Gatorade grün ist mein Lieblings-Gatorade. Okay, das war es zumindest bis zu diesem Tag, an dem ich mir (wegen der Hitze) an jeder Verpflegungsstelle 2 Becher davon reingekippt habe. Warum gab es nur grünes? Es gibt doch so viele Sorten davon. Und doch gab es jedes Mal nur das gleiche. Anfangs fand ich es lecker, dann zunehmend langweilig und bald war ich innerlich selber ganz grün. Vielleicht sah man das sogar von außen? Ich hab den anderen genau ins Gesicht geschaut, die hatten ja auch alle dieses grüne Gatorade intus, aber grün sahen sie nicht aus. Vielleicht noch nicht. Am Ende konnte ich grünes Gatorade nicht mehr sehen und muss mir jetzt eine neue Lieblingssorte suchen.

Fazit

Es war schon ein besonderes Erlebnis, bei diesen Marathon dabei gewesen zu sein, auch wenn ich mir von 2 Millionen Zuschauern mehr Stimmung erhofft hatte. Trotzdem ist der NY-Marathon und diese Stadt etwas ganz Besonderes. Ich würde jederzeit wieder an diesem Marathon teilnehmen und der Stadt einen Besuch abstatten.

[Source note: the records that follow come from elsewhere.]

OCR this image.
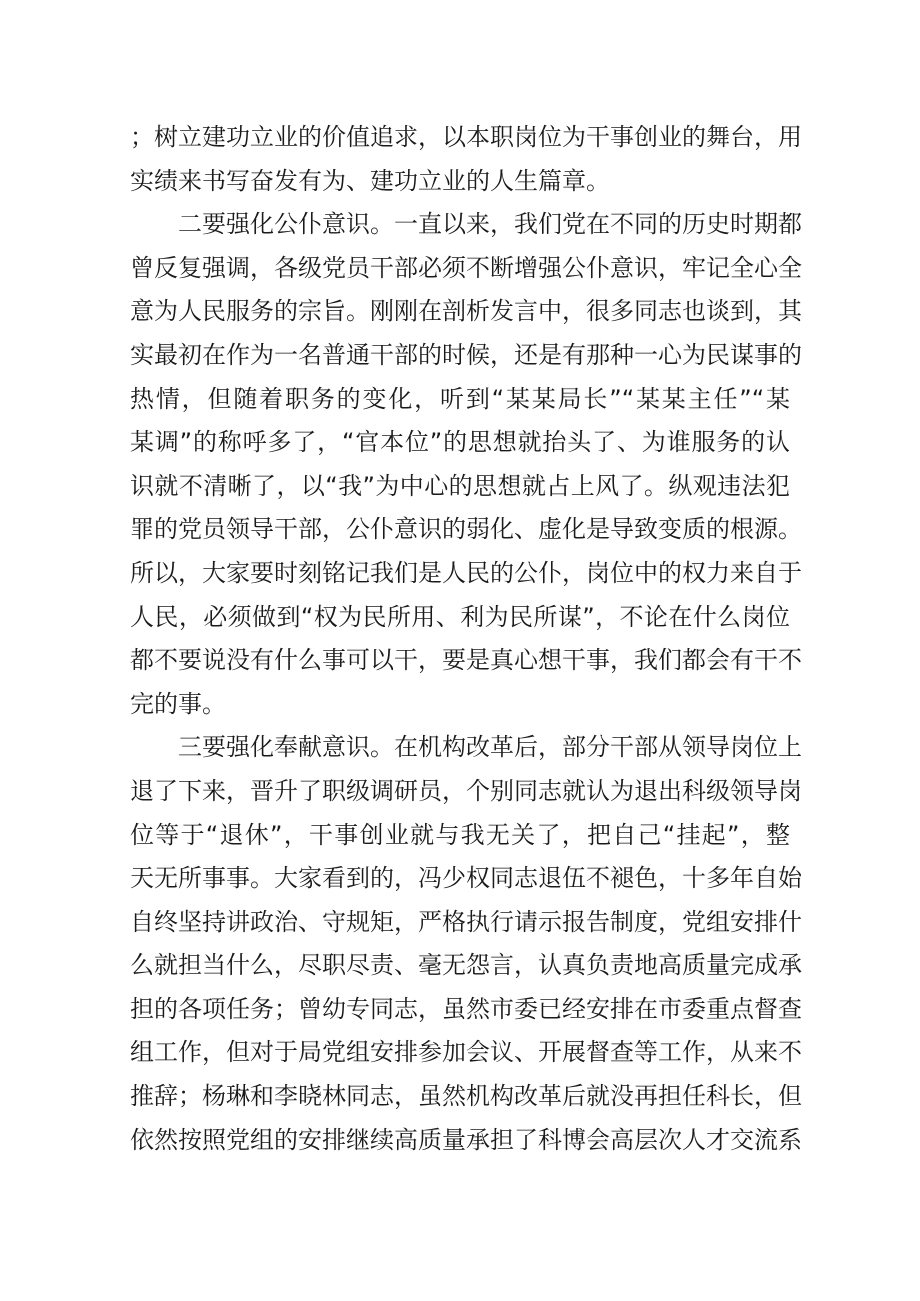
；树立建功立业的价值追求，以本职岗位为干事创业的舞台，用
实绩来书写奋发有为、建功立业的人生篇章。

二要强化公仆意识。一直以来，我们党在不同的历史时期都
曾反复强调，各级党员干部必须不断增强公仆意识，牢记全心全
意为人民服务的宗旨。刚刚在剖析发言中，很多同志也谈到，其
实最初在作为一名普通干部的时候，还是有那种一心为民谋事的
热情，但随着职务的变化，听到“某某局长”“某某主任”“某
某调”的称呼多了，“官本位”的思想就抬头了、为谁服务的认
识就不清晰了，以“我”为中心的思想就占上风了。纵观违法犯
罪的党员领导干部，公仆意识的弱化、虚化是导致变质的根源。
所以，大家要时刻铭记我们是人民的公仆，岗位中的权力来自于
人民，必须做到“权为民所用、利为民所谋”，不论在什么岗位
都不要说没有什么事可以干，要是真心想干事，我们都会有干不
完的事。

三要强化奉献意识。在机构改革后，部分干部从领导岗位上
退了下来，晋升了职级调研员，个别同志就认为退出科级领导岗
位等于“退休”，干事创业就与我无关了，把自己“挂起”，整
天无所事事。大家看到的，冯少权同志退伍不褪色，十多年自始
自终坚持讲政治、守规矩，严格执行请示报告制度，党组安排什
么就担当什么，尽职尽责、毫无怨言，认真负责地高质量完成承
担的各项任务；曾幼专同志，虽然市委已经安排在市委重点督查
组工作，但对于局党组安排参加会议、开展督查等工作，从来不
推辞；杨琳和李晓林同志，虽然机构改革后就没再担任科长，但
依然按照党组的安排继续高质量承担了科博会高层次人才交流系
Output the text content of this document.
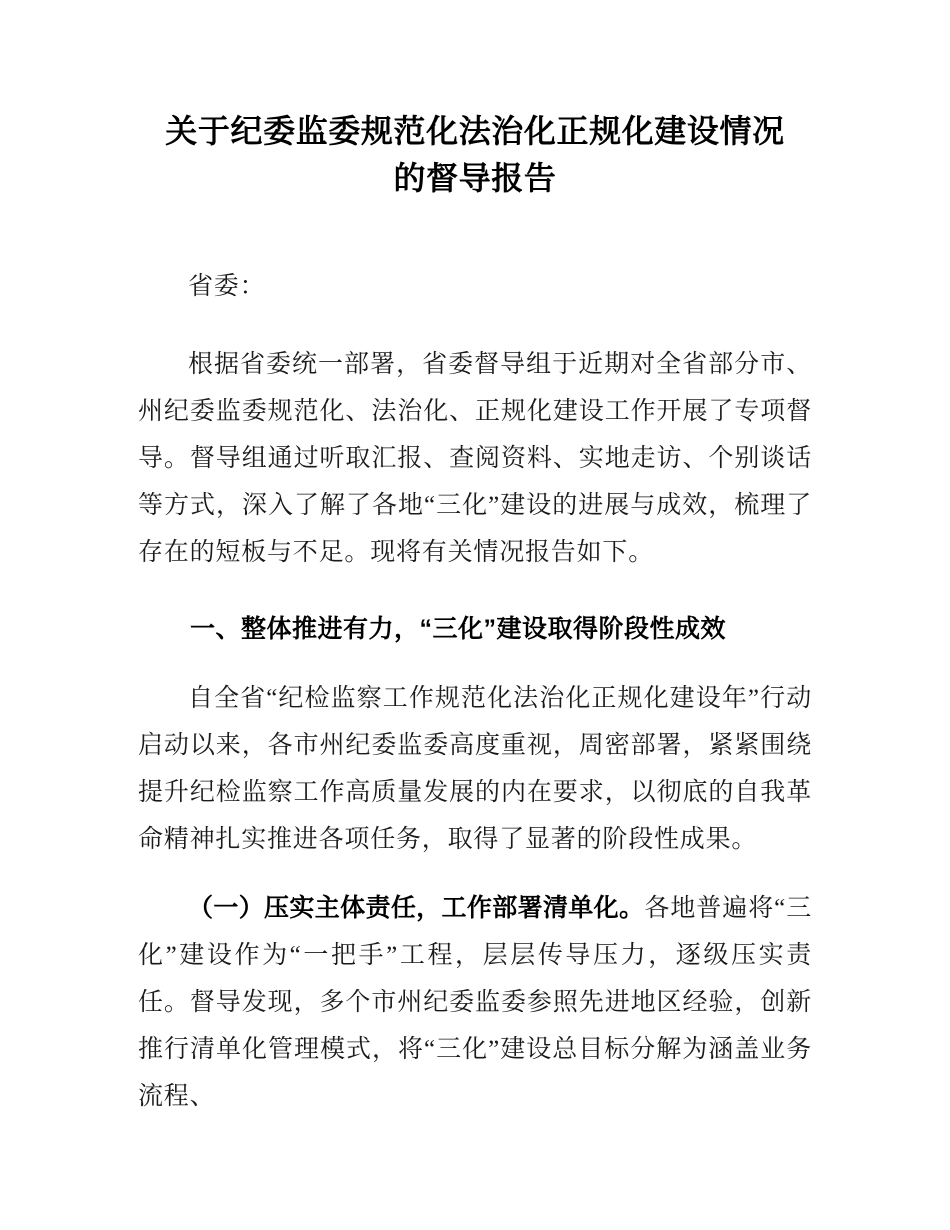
关于纪委监委规范化法治化正规化建设情况
的督导报告

省委：

根据省委统一部署，省委督导组于近期对全省部分市、州纪委监委规范化、法治化、正规化建设工作开展了专项督导。督导组通过听取汇报、查阅资料、实地走访、个别谈话等方式，深入了解了各地“三化”建设的进展与成效，梳理了存在的短板与不足。现将有关情况报告如下。

一、整体推进有力，“三化”建设取得阶段性成效

自全省“纪检监察工作规范化法治化正规化建设年”行动启动以来，各市州纪委监委高度重视，周密部署，紧紧围绕提升纪检监察工作高质量发展的内在要求，以彻底的自我革命精神扎实推进各项任务，取得了显著的阶段性成果。

（一）压实主体责任，工作部署清单化。各地普遍将“三化”建设作为“一把手”工程，层层传导压力，逐级压实责任。督导发现，多个市州纪委监委参照先进地区经验，创新推行清单化管理模式，将“三化”建设总目标分解为涵盖业务流程、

Doch was soll ich nun als nächstes tun? Was nach New York? Wie kann ich dieses Ereignis toppen? Ich denke es geht nicht, man braucht es gar nicht versuchen. Vielleicht gönne ich mir nächstes Jahr einfach das Gegenteil davon und laufe einen Landschaftsmarathon. Schau mer mal.

Das schönste Erlebnis, neben der Überquerung der Ziellinie, war das Duschen im Hotel. Oh war das herrlich, den Schweiß und die Müdigkeit abzuwaschen. Geduscht war ich dann auch wieder in der Lage, mit anderen von meiner Gruppe steifbeinig durch NY zu eiern, der eine mehr steif, der andere weniger. Am Abend fand die bereits erwähnte Nachtrundfahrt statt. Das passte prima. Die Lichter der Stadt zu sehen durch die wir gelaufen waren.

Alles geht einmal zu Ende und so mussten wir am Montag wieder die Heimreise antreten.
Vom JFK-Airport machten wir uns diesmal mit Rückenwind auf den Weg gen Heimat. Im Flugzeug erhielt ich endlich wieder ein gutes deutsches Bier, nachdem ich der Stewardess versichert hatte, dass ich wirklich über 21 Jahre bin. Endlich wieder vernünftiges Bier und nicht diese Brühe. Als ich noch eins bestellte, aber zu sagen vergaß, dass ich doch gerne ein deutsches hätte, stand ein Budweiser vor mir. Oh nein, ich dachte das würde mir nie mehr passieren. Tat meiner guten Laune aber auch keinen Abbruch. Und so erreichten wir am Dienstag Vormittag wieder Frankfurt und nachmittags Ansbach. Ich kämpfte mich wieder trotz Schlafmangel bis abends durch und am nächsten Tag stand ich schon wieder in der Ansbacher Fachhochschule auf der Matte. Studentenleben, du hast mich wieder, doch die Erinnerungen an diese schönen Tage bleiben.